Biostatistics and Related Fields

Biostatistics Related Fields

Biostatistics is the science of learning from biomedical and public health data. It combines statistical theory, computational methods, and a passion for improving human health. Biostatisticians don’t just crunch numbers—they design studies, develop new methods, and translate evidence into insights that save lives.

But how does Biostatistics compare to related fields you may be considering?

One of the best things about studying biostatistics at the University of Michigan is that you can learn a range of skills and knowledge that overlap with many related fields, including:

  • Statistics and mathematics
  • Bioinformatics
  • Data Science
  • Computational Biology
  • Epidemiology
  • and more

Choosing Biostatistics means gaining the full power of statistical training while applying it to the most meaningful questions in health and medicine. At Michigan, our curriculum begins with the same mathematical and computational foundations you’d find in a statistics program—probability, inference, linear models—but quickly extends into specialized areas where health data present unique challenges. Courses in survival analysis, longitudinal data, and clinical trial design give students tools built specifically for biomedical and public health research, ensuring their training has both rigor and direct application.

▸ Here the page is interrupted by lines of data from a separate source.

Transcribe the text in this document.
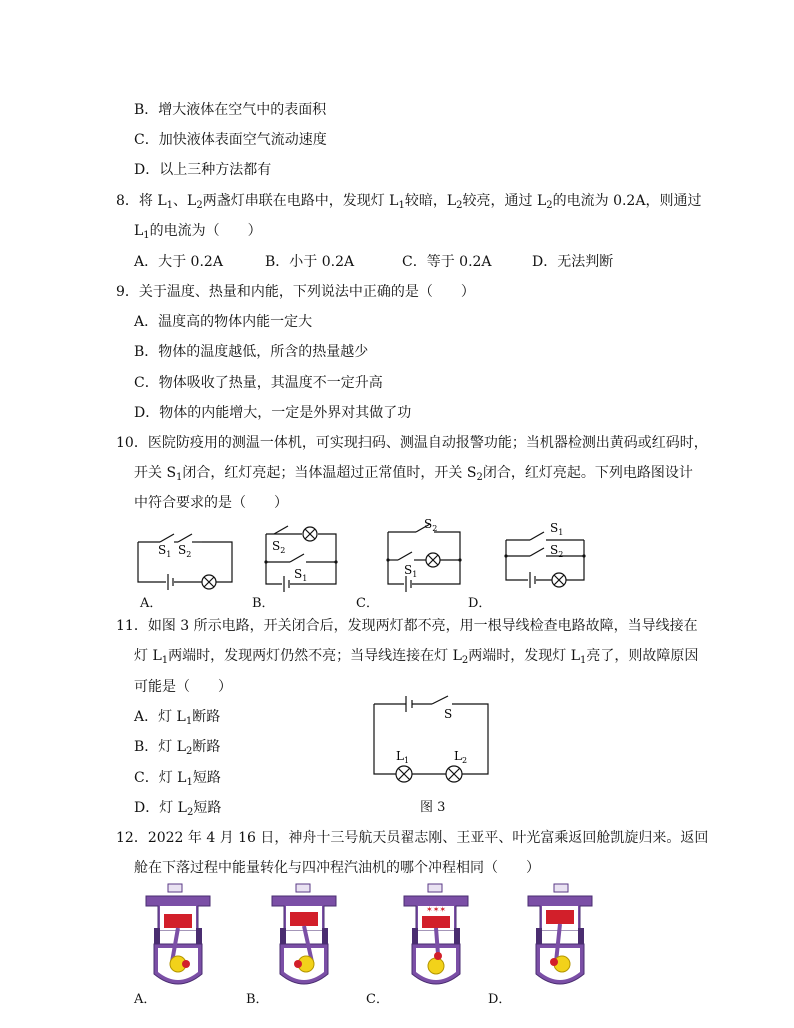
B．增大液体在空气中的表面积
C．加快液体表面空气流动速度
D．以上三种方法都有
8．将 $L_1$、$L_2$两盏灯串联在电路中，发现灯 $L_1$较暗，$L_2$较亮，通过 $L_2$的电流为 0.2A，则通过
$L_1$的电流为（　　）
A．大于 0.2A	B．小于 0.2A	C．等于 0.2A	D．无法判断
9．关于温度、热量和内能，下列说法中正确的是（　　）
A．温度高的物体内能一定大
B．物体的温度越低，所含的热量越少
C．物体吸收了热量，其温度不一定升高
D．物体的内能增大，一定是外界对其做了功
10．医院防疫用的测温一体机，可实现扫码、测温自动报警功能；当机器检测出黄码或红码时，
开关 $S_1$闭合，红灯亮起；当体温超过正常值时，开关 $S_2$闭合，红灯亮起。下列电路图设计
中符合要求的是（　　）
$S_1$ $S_2$
A．
$S_2$
$S_1$
B．
$S_2$
$S_1$
C．
$S_1$
$S_2$
D．
11．如图 3 所示电路，开关闭合后，发现两灯都不亮，用一根导线检查电路故障，当导线接在
灯 $L_1$两端时，发现两灯仍然不亮；当导线连接在灯 $L_2$两端时，发现灯 $L_1$亮了，则故障原因
可能是（　　）
A．灯 $L_1$断路
B．灯 $L_2$断路
C．灯 $L_1$短路
D．灯 $L_2$短路
S
$L_1$	$L_2$
图 3
12．2022 年 4 月 16 日，神舟十三号航天员翟志刚、王亚平、叶光富乘返回舱凯旋归来。返回
舱在下落过程中能量转化与四冲程汽油机的哪个冲程相同（　　）
A．	B．
✶✶✶
C．	D．
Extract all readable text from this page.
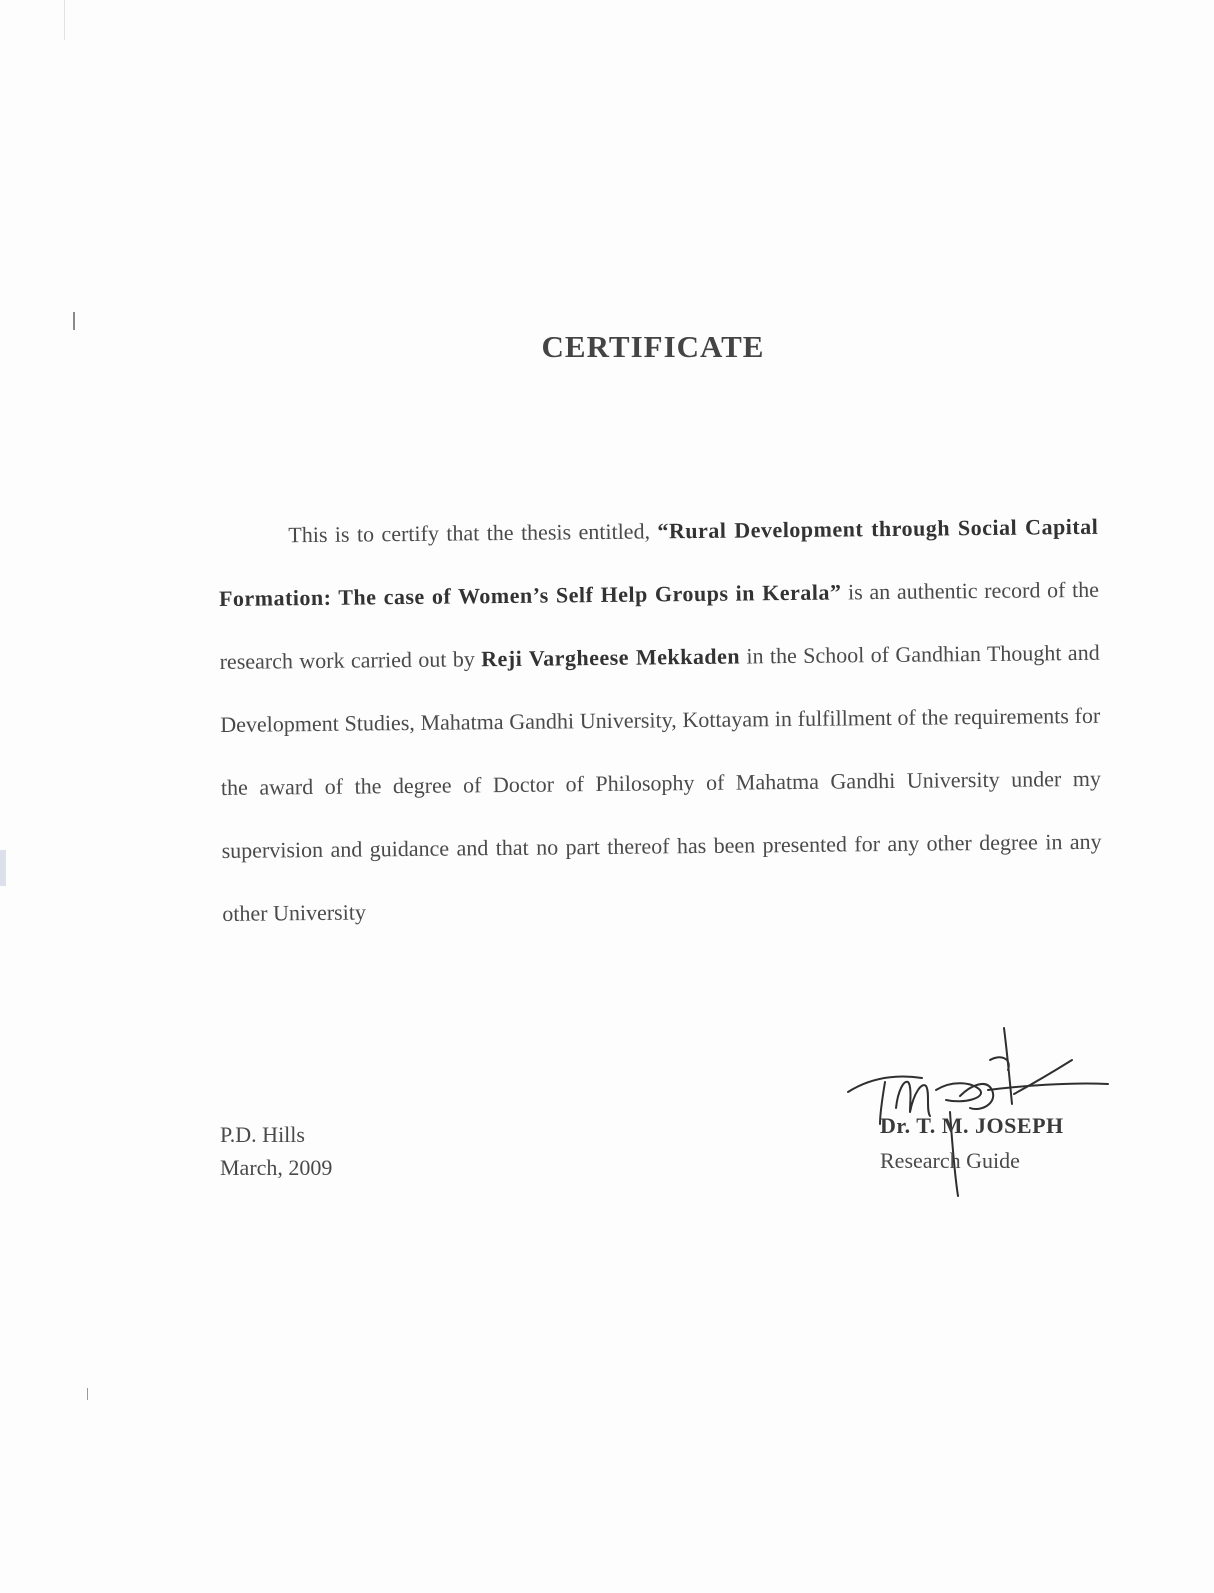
CERTIFICATE
This is to certify that the thesis entitled, “Rural Development through Social Capital Formation: The case of Women’s Self Help Groups in Kerala” is an authentic record of the research work carried out by Reji Vargheese Mekkaden in the School of Gandhian Thought and Development Studies, Mahatma Gandhi University, Kottayam in fulfillment of the requirements for the award of the degree of Doctor of Philosophy of Mahatma Gandhi University under my supervision and guidance and that no part thereof has been presented for any other degree in any other University
P.D. Hills
March, 2009
Dr. T. M. JOSEPH
Research Guide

What makes Biostatistics distinctive is its ability to overlap with—and enhance—the work of other disciplines.

  • Like data science, our students gain skills in programming, statistical computing, and machine learning, but the Michigan approach grounds these methods in study design and inference so that results are trustworthy in clinical and policy settings. 
  • Like bioinformatics and computational biology, Biostatistics trains students to analyze high-dimensional genomic and molecular data, but also connects those discoveries to population health through epidemiological methods. 
  • And like epidemiology, Biostatistics examines patterns of disease, yet focuses on the quantitative tools that ensure those patterns are measured accurately and interpreted correctly.

Together, these disciplines form a powerful ecosystem. Biostatistics integrates elements of all the above—study design, population focus, statistical rigor, and computational techniques—ensuring results are valid, interpretable, and actionable. This is what makes Biostatistics such a uniquely valuable field for solving real-world health problems.


This breadth is matched by depth: students don’t just use existing methods, they learn to adapt and develop new ones. Michigan’s curriculum emphasizes causal inference, experimental design, and the evaluation of public health interventions—skills that make graduates indispensable collaborators across medicine, biology, and public health. Through applied projects in cancer, genetics, infectious disease, and health policy, students see their work not only overlap with other fields, but also provide the analytical backbone that makes discoveries reliable.

In short, Biostatistics gives students the versatility of a data scientist, the biological insight of a bioinformatician, and the population focus of an epidemiologist—combined with the rigor of advanced statistical training. It’s a discipline that offers both breadth and depth, preparing graduates to contribute across domains while maintaining a unique identity as the field that turns health data into knowledge that saves lives.